In fact, those earning £24,000 could see their taxes increased, in proposals put forward by Nicola Sturgeon in November that would further widen the gap between taxpayers in Scotland and the rest of the UK.

Already, more than half a million Scots are paying extra income tax in 2017/18 compared to workers earning the same salary in England, and there are fears that the budget will inflict more pain on average Scottish families in the 2018/19 tax year.

The SNP’s ploy is to make even middle income earners contribute more to public services but it is a move business leaders warn will stifle growth. A survey on Monday revealed that 65% of small business owners believe an income tax rise will damage the economy. The Federation of Small Businesses has written to Mr Mackay to voice its concerns, and last week the Scottish Chambers of Commerce also cautioned against the SNP’s tactics.

In November, leading figures such as Sir Iain McMillan, former director of CBI Scotland, and Jack Perry, former chief executive of Scottish Enterprise, were among a group of business experts who said Scotland faced another recession if ordinary, hard-working people were used as the government’s “cash cows”.

Even the thinktank Reform Scotland, which backed the devolution of tax powers to Scotland, and the pro-independence group Business for Scotland have joined the mounting consensus against more tax rises.

It is to be hoped that the SNP at the very least listens to all this advice but the party that once liked to be seen as pro-business is, under Ms Sturgeon’s helm, driven by a more radical agenda, one that gives the First Minister a chance to parade her social conscience.

The Nationalist leader might regard herself as a modern-day Robin Hood but the ‘rich’ she is robbing make a modest living; they put in the hours and strive for better things but by this administration’s criteria they stand to be penalised.

And the business classes the SNP apparently despises are not particularly rich, either.

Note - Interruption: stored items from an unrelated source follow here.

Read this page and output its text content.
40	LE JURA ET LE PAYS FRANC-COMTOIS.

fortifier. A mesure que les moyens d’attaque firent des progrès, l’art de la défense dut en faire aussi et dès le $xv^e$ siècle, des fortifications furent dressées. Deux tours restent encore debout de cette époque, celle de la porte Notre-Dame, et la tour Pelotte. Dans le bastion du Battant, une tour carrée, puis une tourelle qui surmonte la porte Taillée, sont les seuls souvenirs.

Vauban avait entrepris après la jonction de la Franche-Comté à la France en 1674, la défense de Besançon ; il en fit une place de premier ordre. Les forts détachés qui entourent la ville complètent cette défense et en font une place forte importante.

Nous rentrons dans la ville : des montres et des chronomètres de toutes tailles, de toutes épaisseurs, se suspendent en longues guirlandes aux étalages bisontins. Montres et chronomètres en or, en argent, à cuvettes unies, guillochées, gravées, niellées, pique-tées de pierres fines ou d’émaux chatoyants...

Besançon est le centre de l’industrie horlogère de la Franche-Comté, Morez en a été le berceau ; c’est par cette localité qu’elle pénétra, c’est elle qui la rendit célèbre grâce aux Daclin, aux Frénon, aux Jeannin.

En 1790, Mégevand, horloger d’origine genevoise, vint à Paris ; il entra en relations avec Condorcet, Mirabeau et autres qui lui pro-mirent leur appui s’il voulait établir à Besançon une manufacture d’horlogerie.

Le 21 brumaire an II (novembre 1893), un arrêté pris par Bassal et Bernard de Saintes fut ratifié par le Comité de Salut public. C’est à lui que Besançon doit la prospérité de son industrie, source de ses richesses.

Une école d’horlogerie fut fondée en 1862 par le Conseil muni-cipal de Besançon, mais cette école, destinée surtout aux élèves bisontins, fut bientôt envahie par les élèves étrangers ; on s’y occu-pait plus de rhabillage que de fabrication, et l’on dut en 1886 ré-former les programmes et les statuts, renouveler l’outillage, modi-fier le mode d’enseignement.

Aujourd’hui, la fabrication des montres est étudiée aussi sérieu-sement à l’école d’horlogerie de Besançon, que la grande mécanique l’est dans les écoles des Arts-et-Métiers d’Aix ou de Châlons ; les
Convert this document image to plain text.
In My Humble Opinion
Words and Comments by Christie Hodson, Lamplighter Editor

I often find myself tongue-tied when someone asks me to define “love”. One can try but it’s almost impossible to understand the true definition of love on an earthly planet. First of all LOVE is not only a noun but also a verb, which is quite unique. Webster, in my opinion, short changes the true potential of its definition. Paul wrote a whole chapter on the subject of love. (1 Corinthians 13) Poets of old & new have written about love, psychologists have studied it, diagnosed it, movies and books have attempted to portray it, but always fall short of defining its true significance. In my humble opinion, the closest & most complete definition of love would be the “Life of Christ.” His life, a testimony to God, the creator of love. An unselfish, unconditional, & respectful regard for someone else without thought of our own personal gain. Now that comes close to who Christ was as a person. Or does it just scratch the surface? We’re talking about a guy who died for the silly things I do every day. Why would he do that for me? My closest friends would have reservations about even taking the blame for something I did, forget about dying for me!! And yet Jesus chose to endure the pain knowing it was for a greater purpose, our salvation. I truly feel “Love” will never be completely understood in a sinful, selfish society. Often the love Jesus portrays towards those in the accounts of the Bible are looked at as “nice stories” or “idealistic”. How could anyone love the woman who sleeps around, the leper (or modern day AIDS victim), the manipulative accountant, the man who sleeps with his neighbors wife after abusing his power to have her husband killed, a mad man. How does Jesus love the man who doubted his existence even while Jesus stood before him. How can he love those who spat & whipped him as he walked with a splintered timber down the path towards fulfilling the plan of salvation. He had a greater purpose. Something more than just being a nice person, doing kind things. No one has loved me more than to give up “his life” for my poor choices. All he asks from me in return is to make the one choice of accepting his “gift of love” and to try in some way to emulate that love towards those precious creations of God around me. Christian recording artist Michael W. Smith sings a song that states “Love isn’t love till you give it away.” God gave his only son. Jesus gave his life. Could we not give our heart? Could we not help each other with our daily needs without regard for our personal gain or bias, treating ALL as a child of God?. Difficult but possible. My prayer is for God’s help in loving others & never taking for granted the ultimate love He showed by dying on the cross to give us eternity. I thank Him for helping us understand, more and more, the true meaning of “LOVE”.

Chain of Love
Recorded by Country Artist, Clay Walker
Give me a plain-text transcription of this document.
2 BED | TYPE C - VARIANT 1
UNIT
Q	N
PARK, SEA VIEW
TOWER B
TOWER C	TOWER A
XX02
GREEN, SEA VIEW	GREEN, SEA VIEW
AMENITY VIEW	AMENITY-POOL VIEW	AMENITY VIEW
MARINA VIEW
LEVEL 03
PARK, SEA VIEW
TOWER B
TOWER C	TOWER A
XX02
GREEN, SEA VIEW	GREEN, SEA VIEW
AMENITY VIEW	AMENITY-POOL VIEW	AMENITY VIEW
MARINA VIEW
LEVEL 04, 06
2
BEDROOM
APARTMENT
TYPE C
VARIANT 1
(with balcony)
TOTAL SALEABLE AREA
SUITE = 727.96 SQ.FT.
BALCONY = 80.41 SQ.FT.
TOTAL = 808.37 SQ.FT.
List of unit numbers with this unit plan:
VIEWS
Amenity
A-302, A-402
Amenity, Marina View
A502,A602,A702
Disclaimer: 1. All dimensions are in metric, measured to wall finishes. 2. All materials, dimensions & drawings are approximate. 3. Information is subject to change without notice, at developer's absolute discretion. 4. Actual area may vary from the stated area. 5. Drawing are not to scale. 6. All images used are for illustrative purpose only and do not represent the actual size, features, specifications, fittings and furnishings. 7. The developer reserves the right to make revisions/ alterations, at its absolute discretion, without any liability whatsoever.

Research showed that two thirds of those who run their own enterprises are basic rate taxpayers, earning between £11,501 and £43,000. Only 1.6% earn over £150,000. But to the Scottish Nationalists, Scots who start a business, buy a bigger home, get a pay rise or do anything that improves their lot are seen as fair targets, to be fleeced to fund the public purse.

The problem, Ms Sturgeon and her ministers are discovering, is that far from being a privileged echelon, this demographic most under attack constitutes the bulk of Scotland’s electorate.

That would explain why, after a decade in power, the SNP has disappointed so many voters, with some 500,000 at the last election turning away from the Nationalists.

While it might be too late to save the party, a dramatic change in fiscal strategy tomorrow could still rescue Scotland.